Тысячу раз на дню! - не в этом ли движение уверенности, переходящее в сомнение, и сомнение, восходящее к уверенности? И цель теряется, чтобы тут же обнаружиться. Порыв души - и все бы к чертовой бабке в печку, но здесь же спустя какой-то час видишь новые оттенки того, что делаешь, убеждаешься, что надо делать. Не успеваешь записывать - уходит из-под рук, и уже не поймать. Поймаешь другое, поддерживаешь в воздухе, не крепится, оболочка шаткая, гвоздь вколотить некуда, поэтический гвоздь...
- Во дает! - проницательно глядя в глаза, восклицает дядя с Гоголевского. - Понесло, как иноходца. Иппокрена! Конечно, поживи в халтурных стенах, гвоздь не вколотишь, дрелью не возьмешь, разве что роялем выбьешь, как мне давеча сказывал товарищ из Бескудникова. Поднимали рояль, а он с лестницы поехал и вышиб плиту, вместе с которой летел с пятого этажа. К счастью, обошлось благополучно - прохожих не было.
Тогда же, в 1933-м, нет, через месяц - уже в 1934-м: "Конькобежец и первенец, веком гонимый взашей..." Памяти Андрея Белого.
Старушка, которую учили плавать на Адриатике, вспоминала фотографию, где Мандельштам был изображен с Белым в Коктебеле, на фоне дома Волошина.
Тогда любили фотографироваться и особенно в Коктебеле.
43.
Сколько бы ни уверял себя в том, что поэта можно узнать только через его стихи, все равно где-то внутри, посторонне, казалось бы, зреет любопытство: взглянуть на него, проследить движение губ, выражение глаз, вообще облик. Короче, хочется достать фотографии, рисунки, портреты, дагерротипы и прочее. Что говорить о современниках - самого Гомера хотят увидеть. И это вполне возможно. Вот герма Гомера, находящаяся в Лувре. Вот бюст его бородатый из Сан-Суси...
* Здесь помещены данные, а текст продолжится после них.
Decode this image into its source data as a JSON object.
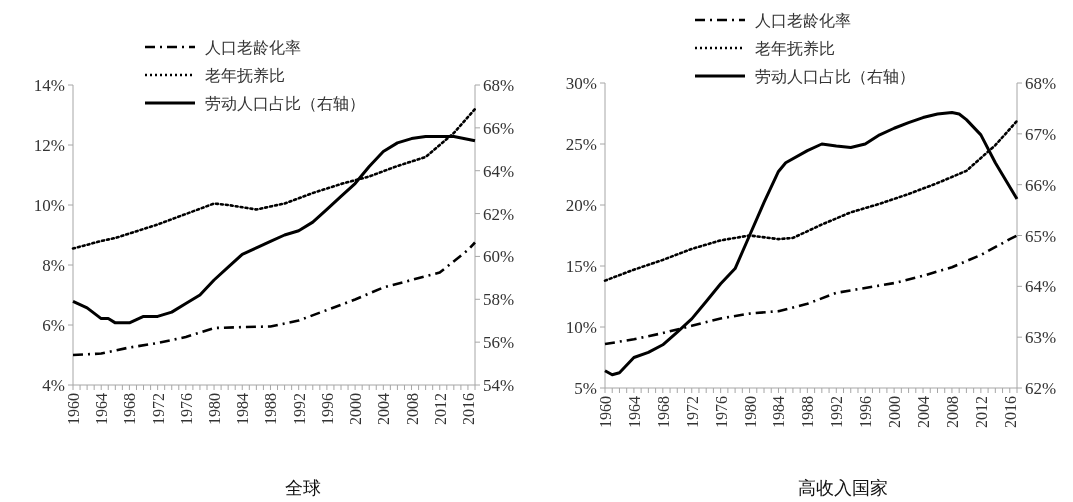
{
  "chart_data": [
    {
      "type": "line",
      "title": "全球",
      "legend": "top",
      "grid": false,
      "marker": "none",
      "xlim": [
        1960,
        2017
      ],
      "xticks": [
        {
          "value": 1960,
          "label": "1960"
        },
        {
          "value": 1961,
          "label": null
        },
        {
          "value": 1962,
          "label": null
        },
        {
          "value": 1963,
          "label": null
        },
        {
          "value": 1964,
          "label": "1964"
        },
        {
          "value": 1965,
          "label": null
        },
        {
          "value": 1966,
          "label": null
        },
        {
          "value": 1967,
          "label": null
        },
        {
          "value": 1968,
          "label": "1968"
        },
        {
          "value": 1969,
          "label": null
        },
        {
          "value": 1970,
          "label": null
        },
        {
          "value": 1971,
          "label": null
        },
        {
          "value": 1972,
          "label": "1972"
        },
        {
          "value": 1973,
          "label": null
        },
        {
          "value": 1974,
          "label": null
        },
        {
          "value": 1975,
          "label": null
        },
        {
          "value": 1976,
          "label": "1976"
        },
        {
          "value": 1977,
          "label": null
        },
        {
          "value": 1978,
          "label": null
        },
        {
          "value": 1979,
          "label": null
        },
        {
          "value": 1980,
          "label": "1980"
        },
        {
          "value": 1981,
          "label": null
        },
        {
          "value": 1982,
          "label": null
        },
        {
          "value": 1983,
          "label": null
        },
        {
          "value": 1984,
          "label": "1984"
        },
        {
          "value": 1985,
          "label": null
        },
        {
          "value": 1986,
          "label": null
        },
        {
          "value": 1987,
          "label": null
        },
        {
          "value": 1988,
          "label": "1988"
        },
        {
          "value": 1989,
          "label": null
        },
        {
          "value": 1990,
          "label": null
        },
        {
          "value": 1991,
          "label": null
        },
        {
          "value": 1992,
          "label": "1992"
        },
        {
          "value": 1993,
          "label": null
        },
        {
          "value": 1994,
          "label": null
        },
        {
          "value": 1995,
          "label": null
        },
        {
          "value": 1996,
          "label": "1996"
        },
        {
          "value": 1997,
          "label": null
        },
        {
          "value": 1998,
          "label": null
        },
        {
          "value": 1999,
          "label": null
        },
        {
          "value": 2000,
          "label": "2000"
        },
        {
          "value": 2001,
          "label": null
        },
        {
          "value": 2002,
          "label": null
        },
        {
          "value": 2003,
          "label": null
        },
        {
          "value": 2004,
          "label": "2004"
        },
        {
          "value": 2005,
          "label": null
        },
        {
          "value": 2006,
          "label": null
        },
        {
          "value": 2007,
          "label": null
        },
        {
          "value": 2008,
          "label": "2008"
        },
        {
          "value": 2009,
          "label": null
        },
        {
          "value": 2010,
          "label": null
        },
        {
          "value": 2011,
          "label": null
        },
        {
          "value": 2012,
          "label": "2012"
        },
        {
          "value": 2013,
          "label": null
        },
        {
          "value": 2014,
          "label": null
        },
        {
          "value": 2015,
          "label": null
        },
        {
          "value": 2016,
          "label": "2016"
        },
        {
          "value": 2017,
          "label": null
        }
      ],
      "ylim": [
        4,
        14
      ],
      "yticks": [
        {
          "value": 4,
          "label": "4%"
        },
        {
          "value": 6,
          "label": "6%"
        },
        {
          "value": 8,
          "label": "8%"
        },
        {
          "value": 10,
          "label": "10%"
        },
        {
          "value": 12,
          "label": "12%"
        },
        {
          "value": 14,
          "label": "14%"
        }
      ],
      "y2lim": [
        54,
        68
      ],
      "y2ticks": [
        {
          "value": 54,
          "label": "54%"
        },
        {
          "value": 56,
          "label": "56%"
        },
        {
          "value": 58,
          "label": "58%"
        },
        {
          "value": 60,
          "label": "60%"
        },
        {
          "value": 62,
          "label": "62%"
        },
        {
          "value": 64,
          "label": "64%"
        },
        {
          "value": 66,
          "label": "66%"
        },
        {
          "value": 68,
          "label": "68%"
        }
      ],
      "series": [
        {
          "name": "人口老龄化率",
          "color": "#000000",
          "line_style": "dashdot",
          "x": [
            1960,
            1964,
            1968,
            1972,
            1976,
            1980,
            1984,
            1988,
            1992,
            1996,
            2000,
            2004,
            2008,
            2012,
            2016,
            2017
          ],
          "values": [
            5.0,
            5.05,
            5.25,
            5.4,
            5.6,
            5.9,
            5.93,
            5.95,
            6.15,
            6.5,
            6.85,
            7.25,
            7.5,
            7.75,
            8.5,
            8.75
          ]
        },
        {
          "name": "老年抚养比",
          "color": "#000000",
          "line_style": "dotted",
          "x": [
            1960,
            1964,
            1966,
            1972,
            1976,
            1980,
            1982,
            1986,
            1990,
            1994,
            1998,
            2002,
            2006,
            2010,
            2014,
            2017
          ],
          "values": [
            8.55,
            8.8,
            8.9,
            9.35,
            9.7,
            10.05,
            10.0,
            9.85,
            10.05,
            10.4,
            10.7,
            10.95,
            11.3,
            11.6,
            12.4,
            13.2
          ]
        },
        {
          "name": "劳动人口占比（右轴）",
          "color": "#000000",
          "line_style": "solid",
          "axis": "y2",
          "x": [
            1960,
            1962,
            1964,
            1965,
            1966,
            1968,
            1970,
            1972,
            1974,
            1976,
            1978,
            1980,
            1982,
            1984,
            1986,
            1988,
            1990,
            1992,
            1994,
            1996,
            1998,
            2000,
            2002,
            2004,
            2006,
            2008,
            2010,
            2012,
            2014,
            2017
          ],
          "values": [
            57.9,
            57.6,
            57.1,
            57.1,
            56.9,
            56.9,
            57.2,
            57.2,
            57.4,
            57.8,
            58.2,
            58.9,
            59.5,
            60.1,
            60.4,
            60.7,
            61.0,
            61.2,
            61.6,
            62.2,
            62.8,
            63.4,
            64.2,
            64.9,
            65.3,
            65.5,
            65.6,
            65.6,
            65.6,
            65.4
          ]
        }
      ]
    },
    {
      "type": "line",
      "title": "高收入国家",
      "legend": "top",
      "grid": false,
      "marker": "none",
      "xlim": [
        1960,
        2017
      ],
      "xticks": [
        {
          "value": 1960,
          "label": "1960"
        },
        {
          "value": 1961,
          "label": null
        },
        {
          "value": 1962,
          "label": null
        },
        {
          "value": 1963,
          "label": null
        },
        {
          "value": 1964,
          "label": "1964"
        },
        {
          "value": 1965,
          "label": null
        },
        {
          "value": 1966,
          "label": null
        },
        {
          "value": 1967,
          "label": null
        },
        {
          "value": 1968,
          "label": "1968"
        },
        {
          "value": 1969,
          "label": null
        },
        {
          "value": 1970,
          "label": null
        },
        {
          "value": 1971,
          "label": null
        },
        {
          "value": 1972,
          "label": "1972"
        },
        {
          "value": 1973,
          "label": null
        },
        {
          "value": 1974,
          "label": null
        },
        {
          "value": 1975,
          "label": null
        },
        {
          "value": 1976,
          "label": "1976"
        },
        {
          "value": 1977,
          "label": null
        },
        {
          "value": 1978,
          "label": null
        },
        {
          "value": 1979,
          "label": null
        },
        {
          "value": 1980,
          "label": "1980"
        },
        {
          "value": 1981,
          "label": null
        },
        {
          "value": 1982,
          "label": null
        },
        {
          "value": 1983,
          "label": null
        },
        {
          "value": 1984,
          "label": "1984"
        },
        {
          "value": 1985,
          "label": null
        },
        {
          "value": 1986,
          "label": null
        },
        {
          "value": 1987,
          "label": null
        },
        {
          "value": 1988,
          "label": "1988"
        },
        {
          "value": 1989,
          "label": null
        },
        {
          "value": 1990,
          "label": null
        },
        {
          "value": 1991,
          "label": null
        },
        {
          "value": 1992,
          "label": "1992"
        },
        {
          "value": 1993,
          "label": null
        },
        {
          "value": 1994,
          "label": null
        },
        {
          "value": 1995,
          "label": null
        },
        {
          "value": 1996,
          "label": "1996"
        },
        {
          "value": 1997,
          "label": null
        },
        {
          "value": 1998,
          "label": null
        },
        {
          "value": 1999,
          "label": null
        },
        {
          "value": 2000,
          "label": "2000"
        },
        {
          "value": 2001,
          "label": null
        },
        {
          "value": 2002,
          "label": null
        },
        {
          "value": 2003,
          "label": null
        },
        {
          "value": 2004,
          "label": "2004"
        },
        {
          "value": 2005,
          "label": null
        },
        {
          "value": 2006,
          "label": null
        },
        {
          "value": 2007,
          "label": null
        },
        {
          "value": 2008,
          "label": "2008"
        },
        {
          "value": 2009,
          "label": null
        },
        {
          "value": 2010,
          "label": null
        },
        {
          "value": 2011,
          "label": null
        },
        {
          "value": 2012,
          "label": "2012"
        },
        {
          "value": 2013,
          "label": null
        },
        {
          "value": 2014,
          "label": null
        },
        {
          "value": 2015,
          "label": null
        },
        {
          "value": 2016,
          "label": "2016"
        },
        {
          "value": 2017,
          "label": null
        }
      ],
      "ylim": [
        5,
        30
      ],
      "yticks": [
        {
          "value": 5,
          "label": "5%"
        },
        {
          "value": 10,
          "label": "10%"
        },
        {
          "value": 15,
          "label": "15%"
        },
        {
          "value": 20,
          "label": "20%"
        },
        {
          "value": 25,
          "label": "25%"
        },
        {
          "value": 30,
          "label": "30%"
        }
      ],
      "y2lim": [
        62,
        68
      ],
      "y2ticks": [
        {
          "value": 62,
          "label": "62%"
        },
        {
          "value": 63,
          "label": "63%"
        },
        {
          "value": 64,
          "label": "64%"
        },
        {
          "value": 65,
          "label": "65%"
        },
        {
          "value": 66,
          "label": "66%"
        },
        {
          "value": 67,
          "label": "67%"
        },
        {
          "value": 68,
          "label": "68%"
        }
      ],
      "series": [
        {
          "name": "人口老龄化率",
          "color": "#000000",
          "line_style": "dashdot",
          "x": [
            1960,
            1964,
            1968,
            1972,
            1976,
            1980,
            1984,
            1988,
            1992,
            1996,
            2000,
            2004,
            2008,
            2012,
            2016,
            2017
          ],
          "values": [
            8.6,
            9.0,
            9.5,
            10.1,
            10.7,
            11.1,
            11.3,
            11.9,
            12.8,
            13.2,
            13.6,
            14.2,
            14.9,
            15.9,
            17.2,
            17.5
          ]
        },
        {
          "name": "老年抚养比",
          "color": "#000000",
          "line_style": "dotted",
          "x": [
            1960,
            1964,
            1968,
            1972,
            1976,
            1980,
            1984,
            1986,
            1990,
            1994,
            1998,
            2002,
            2006,
            2010,
            2014,
            2017
          ],
          "values": [
            13.8,
            14.7,
            15.5,
            16.4,
            17.1,
            17.5,
            17.2,
            17.3,
            18.4,
            19.4,
            20.1,
            20.9,
            21.8,
            22.8,
            24.9,
            26.9
          ]
        },
        {
          "name": "劳动人口占比（右轴）",
          "color": "#000000",
          "line_style": "solid",
          "axis": "y2",
          "x": [
            1960,
            1961,
            1962,
            1964,
            1966,
            1968,
            1970,
            1972,
            1974,
            1976,
            1978,
            1980,
            1982,
            1984,
            1985,
            1988,
            1990,
            1992,
            1994,
            1996,
            1998,
            2000,
            2002,
            2004,
            2006,
            2008,
            2009,
            2010,
            2012,
            2014,
            2017
          ],
          "values": [
            62.34,
            62.26,
            62.3,
            62.6,
            62.7,
            62.85,
            63.1,
            63.36,
            63.7,
            64.05,
            64.35,
            65.0,
            65.65,
            66.26,
            66.43,
            66.67,
            66.8,
            66.76,
            66.73,
            66.8,
            66.98,
            67.11,
            67.22,
            67.32,
            67.39,
            67.42,
            67.39,
            67.28,
            66.98,
            66.43,
            65.72
          ]
        }
      ]
    }
  ]
}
Мандельштам вполне сознательно сознается, что пойдет к репортерам, в фотографию, где "в пять минут, лопатой из ведерка" получит свое изображение на фоне какой-нибудь Шах-горы.
Да и можно ли представить улицу без фотографии, без ее витрины, предлагающей зафиксироваться на долгую память, где пузатые карапузы восседают на материнских руках, где в овальных, квадратных, прямоугольных рамах разместились лица, позы, взгляды.
Собираются гости, раскрываются семейные альбомы: а это кто, вот здесь, справа?, а это когда вы снимались?, год не припомните?, ах, да, конечно, именно тогда. Что вы, что вы, это вовсе не Ялта!
Смысл фотографии довольно прост - остановить мгновение, то есть остановить себя такого-то и тогда-то. Изменчивость форм прослеживается отчетливо. "У вечности ворует всякий,//А вечность - как морской песок..."
На могиле Петра Чаадаева в Донском монастыре, на могиле Пушкина в Святогорском, на могиле Булгакова и Хлебникова в Новодевичьем, у плиты с могилы Державина, у могил Пастернака, Анны Ахматовой, у могилы раба Божьего Федора Ивановича Тютчева на Новодевичьем в Ленинграде... - щелкают затворы фотоаппаратов.
На горе Волошина у гранитной плиты - щелкают затворы.